Key 2026 Test Guidelines
1. New In Vitro Human Health Guidelines
Three new guidelines offer non-animal mechanistic perspectives on how chemicals interact with human biology:
- TG 445A (Metabolism): Analyzes CYP enzyme induction in metabolically capable human liver cells to determine toxicokinetics.
- TG 446A (Genotoxicity): uses the ToxTracker stem cell assay to differentiate between direct DNA damage and overall cellular stress.
- TG 454A (Endocrine disturbance): introduces a Human Glucocorticoid Receptor Transactivation Assay for detecting hormonal disturbance beyond the usual estrogen/androgen routes.
2. New Nanomaterial Safety Guidelines
Two new standards address the physical and environmental properties of innovative materials:
- TG 127 (Dustiness): assesses how easily nano-objects in powders become airborne during industrial handling.
- TG 322 (Environmental Fate): evaluates nanomaterials dissolution rate and solubility at different pH levels to estimate their environmental persistence.
3. New Ecotoxicity Guidelines
Two new standards offer higher-level environmental risk evaluations for essential non-target organisms:
- TG 255 (Bumblebees): A 10-day chronic oral toxicity feeding test designed for non-Apis pollinators.
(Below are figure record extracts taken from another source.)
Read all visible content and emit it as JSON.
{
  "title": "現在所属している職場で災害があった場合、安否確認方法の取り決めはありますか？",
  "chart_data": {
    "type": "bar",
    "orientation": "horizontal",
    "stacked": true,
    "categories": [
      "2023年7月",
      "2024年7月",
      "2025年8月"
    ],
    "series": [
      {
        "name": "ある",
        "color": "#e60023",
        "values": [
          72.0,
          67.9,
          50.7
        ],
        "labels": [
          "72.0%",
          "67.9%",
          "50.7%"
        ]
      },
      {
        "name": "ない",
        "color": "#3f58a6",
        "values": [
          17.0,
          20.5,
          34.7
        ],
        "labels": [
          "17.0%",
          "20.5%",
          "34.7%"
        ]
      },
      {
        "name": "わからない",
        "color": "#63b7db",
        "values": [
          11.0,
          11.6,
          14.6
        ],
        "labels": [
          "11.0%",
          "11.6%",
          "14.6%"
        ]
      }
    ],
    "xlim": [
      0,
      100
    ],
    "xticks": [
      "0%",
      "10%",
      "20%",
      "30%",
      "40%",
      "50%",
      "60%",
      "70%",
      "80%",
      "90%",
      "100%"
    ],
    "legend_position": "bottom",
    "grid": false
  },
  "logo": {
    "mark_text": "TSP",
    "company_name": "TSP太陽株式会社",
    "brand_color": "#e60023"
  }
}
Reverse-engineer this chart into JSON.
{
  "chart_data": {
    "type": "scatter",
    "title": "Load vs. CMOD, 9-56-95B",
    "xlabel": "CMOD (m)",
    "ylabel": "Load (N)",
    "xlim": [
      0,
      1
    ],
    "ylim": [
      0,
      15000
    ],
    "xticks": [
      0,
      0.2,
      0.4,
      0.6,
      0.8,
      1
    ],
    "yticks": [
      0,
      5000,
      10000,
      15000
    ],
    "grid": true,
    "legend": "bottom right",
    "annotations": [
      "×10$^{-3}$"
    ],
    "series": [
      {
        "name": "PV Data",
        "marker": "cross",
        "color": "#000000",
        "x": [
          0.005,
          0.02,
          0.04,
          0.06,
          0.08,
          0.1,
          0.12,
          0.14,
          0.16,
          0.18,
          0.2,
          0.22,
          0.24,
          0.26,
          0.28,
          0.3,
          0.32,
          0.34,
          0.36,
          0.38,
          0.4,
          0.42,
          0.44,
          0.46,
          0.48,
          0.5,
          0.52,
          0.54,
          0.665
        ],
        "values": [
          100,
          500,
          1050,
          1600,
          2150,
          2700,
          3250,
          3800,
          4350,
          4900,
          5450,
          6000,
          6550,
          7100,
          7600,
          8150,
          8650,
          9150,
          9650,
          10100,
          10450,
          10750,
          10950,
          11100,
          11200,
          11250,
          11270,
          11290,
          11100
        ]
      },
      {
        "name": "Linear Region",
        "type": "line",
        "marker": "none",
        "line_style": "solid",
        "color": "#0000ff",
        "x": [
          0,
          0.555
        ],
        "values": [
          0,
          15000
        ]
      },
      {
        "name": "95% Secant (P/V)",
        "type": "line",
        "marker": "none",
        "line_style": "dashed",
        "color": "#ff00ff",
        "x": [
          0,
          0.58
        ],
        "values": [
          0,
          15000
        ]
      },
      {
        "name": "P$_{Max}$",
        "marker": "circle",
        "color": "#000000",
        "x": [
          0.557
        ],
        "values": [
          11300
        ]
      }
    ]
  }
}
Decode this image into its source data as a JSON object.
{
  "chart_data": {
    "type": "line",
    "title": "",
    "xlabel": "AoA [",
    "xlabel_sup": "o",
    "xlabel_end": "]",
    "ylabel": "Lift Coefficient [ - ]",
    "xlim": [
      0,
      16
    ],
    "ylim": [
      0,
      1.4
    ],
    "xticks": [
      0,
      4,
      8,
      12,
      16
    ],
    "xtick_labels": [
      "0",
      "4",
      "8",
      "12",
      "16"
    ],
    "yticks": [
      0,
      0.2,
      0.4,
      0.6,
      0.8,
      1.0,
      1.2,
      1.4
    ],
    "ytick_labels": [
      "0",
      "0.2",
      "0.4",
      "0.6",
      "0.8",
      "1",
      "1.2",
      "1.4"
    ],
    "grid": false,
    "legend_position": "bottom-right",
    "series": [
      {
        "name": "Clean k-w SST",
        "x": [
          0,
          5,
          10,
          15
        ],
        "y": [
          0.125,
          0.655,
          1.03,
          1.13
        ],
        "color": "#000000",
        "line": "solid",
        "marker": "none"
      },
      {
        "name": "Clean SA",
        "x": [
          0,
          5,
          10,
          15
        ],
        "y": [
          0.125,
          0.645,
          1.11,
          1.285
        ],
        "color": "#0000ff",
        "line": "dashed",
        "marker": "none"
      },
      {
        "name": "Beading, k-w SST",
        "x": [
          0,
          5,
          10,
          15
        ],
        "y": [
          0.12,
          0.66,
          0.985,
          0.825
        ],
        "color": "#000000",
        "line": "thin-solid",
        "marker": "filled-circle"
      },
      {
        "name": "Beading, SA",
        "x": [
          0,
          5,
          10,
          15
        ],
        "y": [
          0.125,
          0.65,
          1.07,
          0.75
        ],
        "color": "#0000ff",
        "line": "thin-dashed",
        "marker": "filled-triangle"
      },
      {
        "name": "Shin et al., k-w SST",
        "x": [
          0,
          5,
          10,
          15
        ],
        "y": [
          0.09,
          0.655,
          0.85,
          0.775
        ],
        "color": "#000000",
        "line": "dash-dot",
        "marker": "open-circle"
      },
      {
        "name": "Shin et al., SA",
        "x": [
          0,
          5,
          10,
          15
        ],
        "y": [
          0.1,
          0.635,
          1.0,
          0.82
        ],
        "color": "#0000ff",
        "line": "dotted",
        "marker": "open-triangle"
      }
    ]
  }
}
- TG 256 (Earthworms): outlines field research to assess chemical impacts on wild earthworm populations in real-world scenarios.
4. Updated and Corrected Guidelines
- Updated Skin Sensitization (TG 429, TG 442D, TG 497) with more validated in vitro methodologies and defined approaches for mapping skin allergens.
- Improved cell-based testing methodologies with updates to TG 442C (protein binding) and TG 444A (immunotoxicity).
- Corrections: Six guidelines received technical fixes and editorial updates to harmonize data.
Regulatory Impact: These guidelines take effect immediately in all OECD member countries. Regulatory systems will quickly absorb these changes, requiring test facilities and chemical manufacturers to match their testing portfolios with the 2026 criteria moving forward.